It’s missing yet right “here”

I knew exactly where to find the ingredients the day I wanted to make chocolate chip cookies with my pre-schooler. I pulled out flour, sugar, baking soda, eggs, butter, nuts and . . . no chocolate chips. They were not there beside the vanilla. They were not under the counter. They were not up high on the top shelf.
They were not anywhere. Opening cupboard doors, I muttered, “where are those chocolate chips? I know I have some.”
“I found them,” my pre-schooler announced.
I turned and looked at him. “Where?”
He ran to the little closet built under the stairs and crawled way back where the ceiling touches the floor and pulled out a boot.
“Here they are,” he reached inside the boot and pulled out a nearly empty bag of chips.
Only time that ever happened. If he had not found the chips for me, I would never have known what happened to the chocolate. They would have simply been missing, inexplicably gone – like the other half of a pair of socks on laundry day.
Finding half of a pair of socks in the laundry frustrates me so much I quit sorting socks and tossed them in a basket to wait for the other half to catch up. Every so often, my husband amused himself sorting socks. The leftovers, he bundled together and began imagining ways to use them: Puppets, cleaning rags or mismatched pairs of socks to wear inside boots.
The year we had four boys who wore all the same size of socks, I simplified sorting and designated each a specific color: Blue, brown, black and turquoise. Yes, I said turquoise. It was the only other color in the boy’s department that year. I never thought to simply buy everyone black socks and be done with the sorting; I thought each needed their own set of clothes.
I simplified sorting, but we still ended up with an odd number for each color of socks and I never found the missing socks.
But last week I finally figured out what happened to all those missing socks.
Last week I audio-read “There’s No Place Like Here,” by Cecilia Ahern. This fantasy book relates the life of Sandy Short, a tall, black-haired woman who becomes obsessed with finding the lost. She opens a detective business dedicated to finding missing people. One day she herself goes missing and discovers “Here” where all the inexplicably missing people and items land. Socks hang from bushes. Lost luggage filled with vacation clothes shows up in the forest. Money means nothing because the folks find it everywhere. There in the woods of “Here” Sandy reunites with her lost teddy bear, a notebook and missing people she has sought for years. But, even in “Here” Sandy Short loses stuff. It shows up back home after days, weeks and years of being lost.
I’m sure she found at least one turquoise sock in Here.
I cannot say for certain that our child’s missing black oxford went to “Here,” but we did search the house, the yard and our car for that shoe. We did not have a lot of money to buy multiple pairs of shoes for each person, so we looked and looked for that shoe until we accepted it was missing.

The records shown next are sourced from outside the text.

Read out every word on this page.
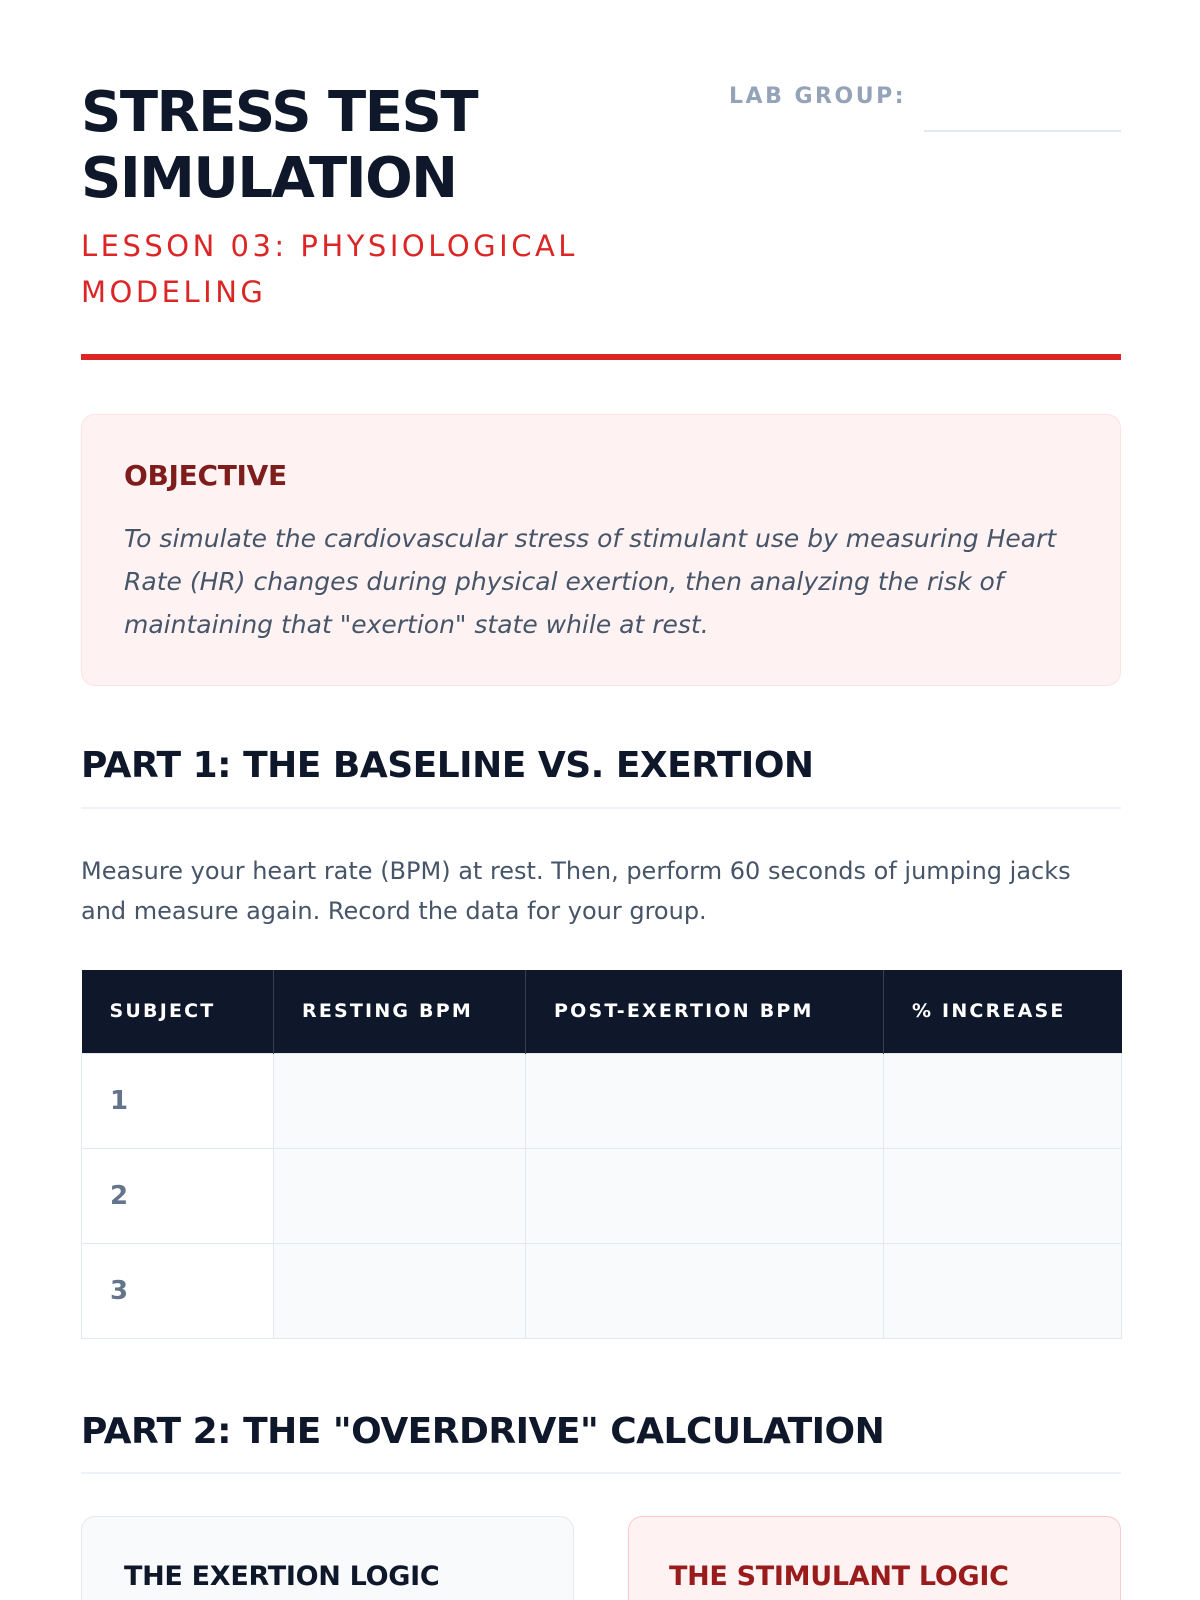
STRESS TEST SIMULATION
LESSON 03: PHYSIOLOGICAL MODELING
LAB GROUP:
OBJECTIVE

To simulate the cardiovascular stress of stimulant use by measuring Heart Rate (HR) changes during physical exertion, then analyzing the risk of maintaining that "exertion" state while at rest.

PART 1: THE BASELINE VS. EXERTION

Measure your heart rate (BPM) at rest. Then, perform 60 seconds of jumping jacks and measure again. Record the data for your group.

SUBJECT	RESTING BPM	POST-EXERTION BPM	% INCREASE
1			
2			
3			
PART 2: THE "OVERDRIVE" CALCULATION
THE EXERTION LOGIC	THE STIMULANT LOGIC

Then all of a sudden we found it in the car, sitting on the black carpet over the hump under the radio. We decided the black of the shoe had blended in with the black carpeting and had been there all the time.
But after reading “There’s No Place Like Here,” maybe it wasn’t.
Or maybe that’s what happened to the completed cross stitch piece I could not find for a couple of years. It went “Here” before returning and settling between layers of our stash of poster board.
I never did understand what happened to my son’s unique piggy bank – a dried gourd. We hunted everywhere for that gourd until we gave up and forgot about it … only to find it one day mysteriously tucked between the frequently worn slacks and dresses hanging in my closet.
Now I know – that gourd bank had been in “Here.”
Last fall I lost my ring of office keys even though I knew I had put them into the glove compartment in the van. They were not there when I reached for them. I took everything out of the compartment two or three times looking for those keys. I really needed those keys. I had to use the back door or simply not enter without those keys. Then last week I reached for something in the glove compartment and there were the long lost keys, exactly where I knew I had placed them.
They had obviously just returned from “Here.”
That’s my story and I’m sticking with it.